Executive Secretaries and Executive Administrative Assistants Career Video
Description: Provide high-level administrative support by conducting research, preparing statistical reports, handling information requests, and performing clerical functions such as preparing correspondence, receiving visitors, arranging conference calls, and scheduling meetings. May also train and supervise lower-level clerical staff.
Well-organized… resourceful… persistent and detail oriented… with a strong drive to make things work. Secretaries and administrative assistants need a combination of all these qualities. They handle administrative activities in most organizations, including schools, healthcare facilities, government offices, and private companies. Secretaries perform a wide variety of tasks. They prepare documents and spreadsheets, organize files, schedule appointments, and support other staff.
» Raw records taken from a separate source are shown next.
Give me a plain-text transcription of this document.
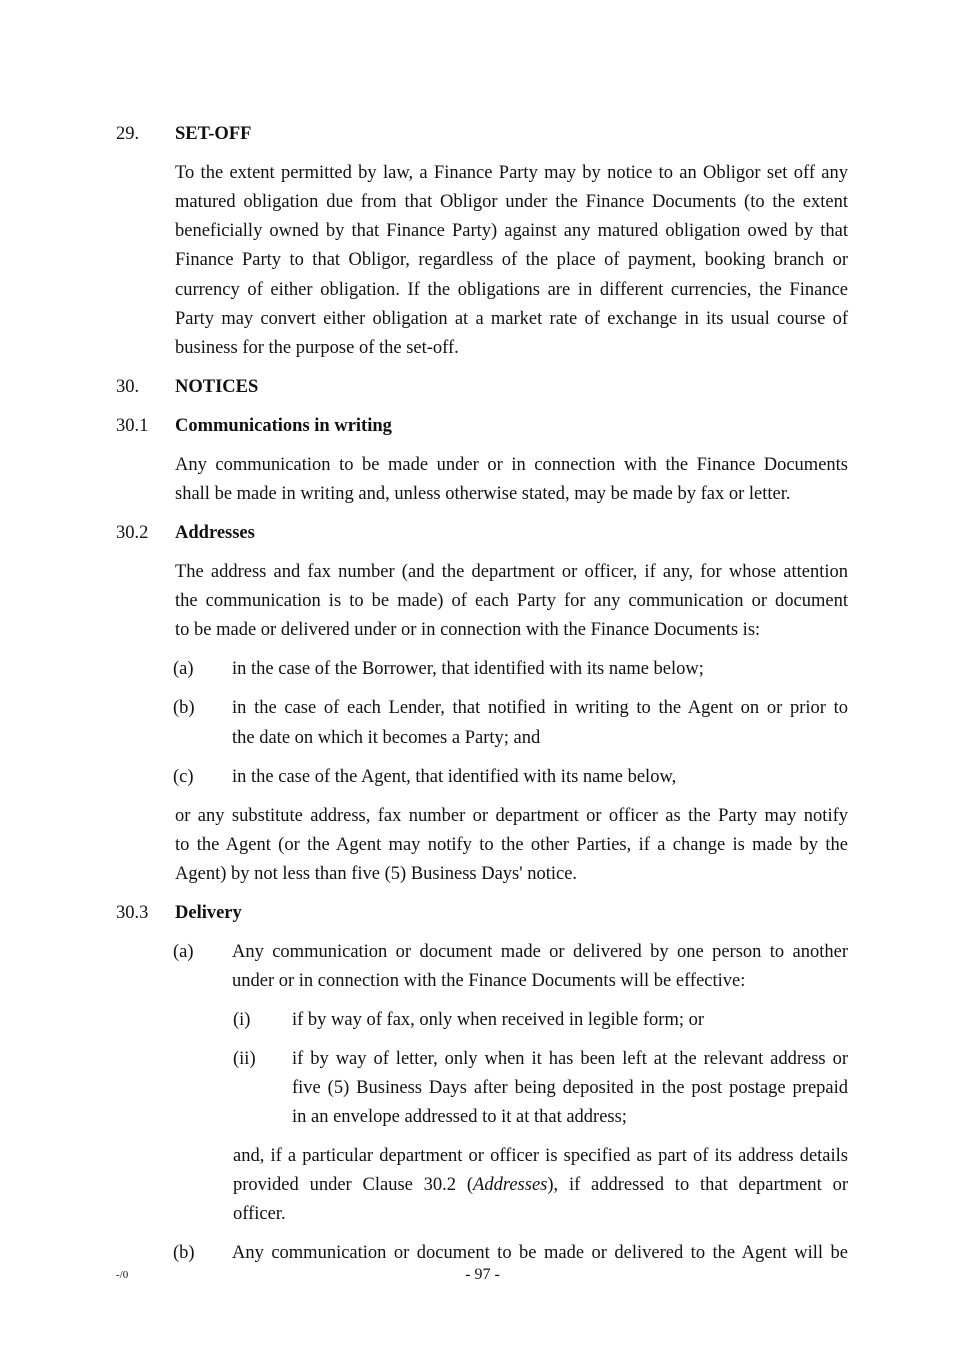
29. SET-OFF
To the extent permitted by law, a Finance Party may by notice to an Obligor set off any
matured obligation due from that Obligor under the Finance Documents (to the extent
beneficially owned by that Finance Party) against any matured obligation owed by that
Finance Party to that Obligor, regardless of the place of payment, booking branch or
currency of either obligation. If the obligations are in different currencies, the Finance
Party may convert either obligation at a market rate of exchange in its usual course of
business for the purpose of the set-off.
30. NOTICES
30.1 Communications in writing
Any communication to be made under or in connection with the Finance Documents
shall be made in writing and, unless otherwise stated, may be made by fax or letter.
30.2 Addresses
The address and fax number (and the department or officer, if any, for whose attention
the communication is to be made) of each Party for any communication or document
to be made or delivered under or in connection with the Finance Documents is:
(a) in the case of the Borrower, that identified with its name below;
(b) in the case of each Lender, that notified in writing to the Agent on or prior to
the date on which it becomes a Party; and
(c) in the case of the Agent, that identified with its name below,
or any substitute address, fax number or department or officer as the Party may notify
to the Agent (or the Agent may notify to the other Parties, if a change is made by the
Agent) by not less than five (5) Business Days' notice.
30.3 Delivery
(a) Any communication or document made or delivered by one person to another
under or in connection with the Finance Documents will be effective:
(i) if by way of fax, only when received in legible form; or
(ii) if by way of letter, only when it has been left at the relevant address or
five (5) Business Days after being deposited in the post postage prepaid
in an envelope addressed to it at that address;
and, if a particular department or officer is specified as part of its address details
provided under Clause 30.2 (Addresses), if addressed to that department or
officer.
(b) Any communication or document to be made or delivered to the Agent will be
-/0	- 97 -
They may also buy supplies, plan events, and manage stockrooms. Most answer phone calls and direct them appropriately. In schools, they handle communications among parents, students, and school administration. Some duties are particular to a type of secretary: Executive secretaries work for top executives to handle complex responsibilities, including research and writing reports. Confidentiality and integrity are essential. They may also manage clerical staff. Legal secretaries prepare legal documents and help with legal research under the supervision of an attorney or a paralegal. Medical secretaries transcribe dictation and prepare reports or articles for doctors or medical scientists. They may handle communications with patients and process insurance payments. Most secretaries and administrative assistants work full time in offices; some work for administrative service companies out of their own homes. Jobs typically require a high school education and basic office, computer, and English grammar skills. Legal and medical secretaries need additional training to learn industry terminology. Most community colleges offer programs or courses to obtain these skills. Executive secretaries require several years’ related work experience.